日本のみならず全世界を震撼させ、中東産油国の重要性を人々の胸に深くきざみ込んだ大事件が発生した。1973年10月に勃発した中東戦争に伴う石油危機である。原油の全消費量の約90%を中東産油諸国に依存していた日本はアラブ寄りの政策を発表し、その説明のため1973年12月に三木副総理、1974年1月には小坂元外相を特使としてアラブ諸国へ派遣した。

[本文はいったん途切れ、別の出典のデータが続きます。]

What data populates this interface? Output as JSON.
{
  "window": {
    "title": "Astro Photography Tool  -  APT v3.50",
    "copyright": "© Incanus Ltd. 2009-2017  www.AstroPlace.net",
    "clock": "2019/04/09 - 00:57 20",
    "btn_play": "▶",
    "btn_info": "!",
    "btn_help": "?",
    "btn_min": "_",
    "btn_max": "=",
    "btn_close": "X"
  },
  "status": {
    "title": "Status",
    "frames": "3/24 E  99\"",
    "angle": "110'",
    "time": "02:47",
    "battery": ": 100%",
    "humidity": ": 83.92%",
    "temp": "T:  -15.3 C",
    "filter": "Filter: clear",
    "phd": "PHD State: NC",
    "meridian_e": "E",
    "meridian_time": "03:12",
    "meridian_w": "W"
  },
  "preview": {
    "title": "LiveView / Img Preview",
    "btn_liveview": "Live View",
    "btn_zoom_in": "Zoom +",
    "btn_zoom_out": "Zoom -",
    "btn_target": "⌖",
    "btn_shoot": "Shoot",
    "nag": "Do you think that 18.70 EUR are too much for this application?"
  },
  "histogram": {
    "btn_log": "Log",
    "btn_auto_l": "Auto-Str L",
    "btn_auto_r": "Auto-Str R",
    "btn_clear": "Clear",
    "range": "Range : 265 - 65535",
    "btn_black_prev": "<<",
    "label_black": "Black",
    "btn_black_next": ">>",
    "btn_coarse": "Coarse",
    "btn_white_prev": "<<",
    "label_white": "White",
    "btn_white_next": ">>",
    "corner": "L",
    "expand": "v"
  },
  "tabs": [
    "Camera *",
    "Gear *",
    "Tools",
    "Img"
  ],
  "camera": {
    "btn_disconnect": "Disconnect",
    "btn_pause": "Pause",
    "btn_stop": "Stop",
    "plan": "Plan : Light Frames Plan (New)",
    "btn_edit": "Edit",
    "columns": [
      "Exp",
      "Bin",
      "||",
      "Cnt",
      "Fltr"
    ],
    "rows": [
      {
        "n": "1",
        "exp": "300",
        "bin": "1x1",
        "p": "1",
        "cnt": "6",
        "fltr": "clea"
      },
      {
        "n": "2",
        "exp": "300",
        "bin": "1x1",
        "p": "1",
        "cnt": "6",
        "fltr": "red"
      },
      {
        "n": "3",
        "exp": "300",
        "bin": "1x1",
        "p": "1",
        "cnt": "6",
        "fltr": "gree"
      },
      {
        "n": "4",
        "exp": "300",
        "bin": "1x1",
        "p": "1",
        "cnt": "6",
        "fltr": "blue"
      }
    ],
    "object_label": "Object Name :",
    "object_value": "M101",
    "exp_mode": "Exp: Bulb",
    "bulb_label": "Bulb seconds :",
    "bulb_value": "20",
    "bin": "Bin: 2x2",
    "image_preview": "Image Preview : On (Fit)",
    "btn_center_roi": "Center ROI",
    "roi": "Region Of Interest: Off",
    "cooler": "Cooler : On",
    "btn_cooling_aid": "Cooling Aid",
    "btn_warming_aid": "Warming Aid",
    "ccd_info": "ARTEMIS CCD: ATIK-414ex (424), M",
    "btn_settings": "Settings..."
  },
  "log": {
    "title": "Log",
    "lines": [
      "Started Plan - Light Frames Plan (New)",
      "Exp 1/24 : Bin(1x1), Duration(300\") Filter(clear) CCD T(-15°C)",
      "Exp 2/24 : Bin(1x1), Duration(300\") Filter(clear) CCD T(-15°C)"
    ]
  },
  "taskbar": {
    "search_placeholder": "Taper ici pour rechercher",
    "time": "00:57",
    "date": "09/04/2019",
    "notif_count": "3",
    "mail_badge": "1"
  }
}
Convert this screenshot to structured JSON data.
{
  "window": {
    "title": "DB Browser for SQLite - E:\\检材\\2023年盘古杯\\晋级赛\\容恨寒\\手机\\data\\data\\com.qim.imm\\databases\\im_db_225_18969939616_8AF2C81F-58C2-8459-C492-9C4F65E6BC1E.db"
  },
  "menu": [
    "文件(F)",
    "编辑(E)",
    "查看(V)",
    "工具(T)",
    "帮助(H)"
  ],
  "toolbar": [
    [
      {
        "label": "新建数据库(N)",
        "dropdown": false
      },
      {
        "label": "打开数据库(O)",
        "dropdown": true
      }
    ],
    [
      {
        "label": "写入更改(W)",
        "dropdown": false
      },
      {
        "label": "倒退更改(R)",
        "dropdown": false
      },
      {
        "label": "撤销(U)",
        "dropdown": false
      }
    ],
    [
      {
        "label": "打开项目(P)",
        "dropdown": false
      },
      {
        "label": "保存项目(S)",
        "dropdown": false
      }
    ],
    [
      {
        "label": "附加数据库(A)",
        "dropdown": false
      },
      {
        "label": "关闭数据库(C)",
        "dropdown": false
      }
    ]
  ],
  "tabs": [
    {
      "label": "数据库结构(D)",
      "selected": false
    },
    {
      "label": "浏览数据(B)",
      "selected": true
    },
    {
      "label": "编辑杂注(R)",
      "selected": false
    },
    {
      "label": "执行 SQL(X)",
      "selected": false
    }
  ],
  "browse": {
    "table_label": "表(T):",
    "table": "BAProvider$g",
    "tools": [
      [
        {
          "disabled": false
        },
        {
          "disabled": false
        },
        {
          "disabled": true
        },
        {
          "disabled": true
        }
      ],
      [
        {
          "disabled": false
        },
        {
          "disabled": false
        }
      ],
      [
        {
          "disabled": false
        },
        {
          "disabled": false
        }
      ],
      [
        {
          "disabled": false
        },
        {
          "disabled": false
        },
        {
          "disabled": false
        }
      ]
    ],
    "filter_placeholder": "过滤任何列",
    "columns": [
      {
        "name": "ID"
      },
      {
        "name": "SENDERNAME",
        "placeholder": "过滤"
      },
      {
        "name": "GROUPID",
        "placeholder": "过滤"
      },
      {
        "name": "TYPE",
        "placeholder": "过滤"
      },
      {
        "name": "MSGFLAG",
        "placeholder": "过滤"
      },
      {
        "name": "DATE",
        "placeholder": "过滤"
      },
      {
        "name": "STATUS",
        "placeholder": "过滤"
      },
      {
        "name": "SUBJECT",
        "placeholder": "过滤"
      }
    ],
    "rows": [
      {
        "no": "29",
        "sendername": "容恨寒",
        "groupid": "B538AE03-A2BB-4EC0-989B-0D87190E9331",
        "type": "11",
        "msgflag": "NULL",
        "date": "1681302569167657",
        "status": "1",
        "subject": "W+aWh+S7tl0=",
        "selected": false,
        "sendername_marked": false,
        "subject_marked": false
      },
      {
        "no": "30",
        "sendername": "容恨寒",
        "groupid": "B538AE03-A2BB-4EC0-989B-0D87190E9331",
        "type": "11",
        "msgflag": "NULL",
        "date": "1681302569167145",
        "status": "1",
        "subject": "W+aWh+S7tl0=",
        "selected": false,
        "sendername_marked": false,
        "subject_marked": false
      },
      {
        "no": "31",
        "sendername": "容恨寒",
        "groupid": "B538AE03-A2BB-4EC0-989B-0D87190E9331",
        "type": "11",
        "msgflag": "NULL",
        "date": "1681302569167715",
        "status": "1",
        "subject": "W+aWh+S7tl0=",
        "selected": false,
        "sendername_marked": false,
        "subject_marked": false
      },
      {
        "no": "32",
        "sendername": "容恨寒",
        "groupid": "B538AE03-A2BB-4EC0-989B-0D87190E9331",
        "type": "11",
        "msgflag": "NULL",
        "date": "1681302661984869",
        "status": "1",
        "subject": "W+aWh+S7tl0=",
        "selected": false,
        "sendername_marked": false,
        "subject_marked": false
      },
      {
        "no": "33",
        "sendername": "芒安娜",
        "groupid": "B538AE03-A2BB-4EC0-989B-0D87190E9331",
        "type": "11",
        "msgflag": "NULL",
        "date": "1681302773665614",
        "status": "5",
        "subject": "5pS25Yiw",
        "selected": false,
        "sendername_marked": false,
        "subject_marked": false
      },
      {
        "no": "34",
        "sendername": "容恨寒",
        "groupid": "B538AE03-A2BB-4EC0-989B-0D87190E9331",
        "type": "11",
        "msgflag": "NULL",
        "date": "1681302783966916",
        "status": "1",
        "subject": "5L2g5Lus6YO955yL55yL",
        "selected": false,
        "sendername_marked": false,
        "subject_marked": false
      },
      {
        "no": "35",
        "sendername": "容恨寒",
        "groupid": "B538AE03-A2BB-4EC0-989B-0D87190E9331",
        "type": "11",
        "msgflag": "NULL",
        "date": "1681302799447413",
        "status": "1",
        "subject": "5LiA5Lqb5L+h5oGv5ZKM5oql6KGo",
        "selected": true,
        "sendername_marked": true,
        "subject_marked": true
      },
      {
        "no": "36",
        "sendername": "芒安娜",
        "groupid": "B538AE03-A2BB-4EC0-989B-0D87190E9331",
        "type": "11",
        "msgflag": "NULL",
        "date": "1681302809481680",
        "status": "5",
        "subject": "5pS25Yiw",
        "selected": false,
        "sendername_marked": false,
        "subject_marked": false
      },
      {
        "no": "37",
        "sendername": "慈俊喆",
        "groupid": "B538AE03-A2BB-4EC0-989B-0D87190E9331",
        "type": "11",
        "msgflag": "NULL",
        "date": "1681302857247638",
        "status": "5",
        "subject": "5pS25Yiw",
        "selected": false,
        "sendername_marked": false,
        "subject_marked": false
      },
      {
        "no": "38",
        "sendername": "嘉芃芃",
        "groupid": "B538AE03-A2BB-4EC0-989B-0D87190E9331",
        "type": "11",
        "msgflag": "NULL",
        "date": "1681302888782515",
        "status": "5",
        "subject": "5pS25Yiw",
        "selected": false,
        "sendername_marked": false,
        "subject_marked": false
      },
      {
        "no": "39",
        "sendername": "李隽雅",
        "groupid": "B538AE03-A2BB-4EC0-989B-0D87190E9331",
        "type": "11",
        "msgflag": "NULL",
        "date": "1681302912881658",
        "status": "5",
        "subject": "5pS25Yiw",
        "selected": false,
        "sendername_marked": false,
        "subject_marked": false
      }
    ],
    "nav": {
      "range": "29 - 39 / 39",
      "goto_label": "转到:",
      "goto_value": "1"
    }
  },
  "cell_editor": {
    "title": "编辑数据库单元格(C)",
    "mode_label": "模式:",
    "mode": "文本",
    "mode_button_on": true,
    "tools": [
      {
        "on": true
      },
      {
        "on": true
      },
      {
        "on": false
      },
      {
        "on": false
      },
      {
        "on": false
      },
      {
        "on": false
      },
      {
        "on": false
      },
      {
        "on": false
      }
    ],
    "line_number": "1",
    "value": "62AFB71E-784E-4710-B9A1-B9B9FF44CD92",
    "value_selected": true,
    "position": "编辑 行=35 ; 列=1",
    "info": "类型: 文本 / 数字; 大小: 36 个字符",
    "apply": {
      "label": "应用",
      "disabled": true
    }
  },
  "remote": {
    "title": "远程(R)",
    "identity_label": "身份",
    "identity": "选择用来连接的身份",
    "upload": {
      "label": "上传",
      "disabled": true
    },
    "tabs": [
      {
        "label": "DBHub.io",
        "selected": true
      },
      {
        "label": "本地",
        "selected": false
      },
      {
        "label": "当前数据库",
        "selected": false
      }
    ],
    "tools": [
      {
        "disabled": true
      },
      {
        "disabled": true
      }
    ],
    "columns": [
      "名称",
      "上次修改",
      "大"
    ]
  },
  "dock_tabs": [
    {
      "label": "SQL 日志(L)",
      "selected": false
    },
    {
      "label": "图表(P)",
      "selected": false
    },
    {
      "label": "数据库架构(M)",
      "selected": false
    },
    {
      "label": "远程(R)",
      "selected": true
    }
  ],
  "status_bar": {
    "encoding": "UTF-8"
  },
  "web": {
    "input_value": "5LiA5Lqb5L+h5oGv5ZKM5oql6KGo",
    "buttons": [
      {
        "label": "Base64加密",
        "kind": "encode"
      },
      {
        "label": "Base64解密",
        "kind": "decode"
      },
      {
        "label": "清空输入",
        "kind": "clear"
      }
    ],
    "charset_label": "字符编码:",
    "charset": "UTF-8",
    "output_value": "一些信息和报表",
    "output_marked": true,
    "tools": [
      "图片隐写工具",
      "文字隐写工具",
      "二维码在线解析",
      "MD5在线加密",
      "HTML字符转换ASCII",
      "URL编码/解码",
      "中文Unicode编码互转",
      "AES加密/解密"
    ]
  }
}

三木特使は12月11日から3日間サウディアラビアを訪問し、日・サ両国の協力推進に関する討議も行い、以下の経済技術協力につきサウディ側と合意した。

  1. 日・サ両国間の経済技術協力協定の早期締結。
  2. 5ヵ年間に100人の日本人技術専門家のサウディ派遣、300人のサウディ研修生の日本受け入れ。
  3. リヤード職業訓練センターおよび王立リヤード電子工業学校の設立に伴う機材供与、専門家の派遣。
  4. 石油化学、製油所、製鉄所、鉱物資源開発などのプロジェクトの促進に対する日本政府の支援。
  5. トラック組み立て工場など民間プロジェクトへの協力。
  6. セメントおよびプラスチックの原材料の緊急輸出。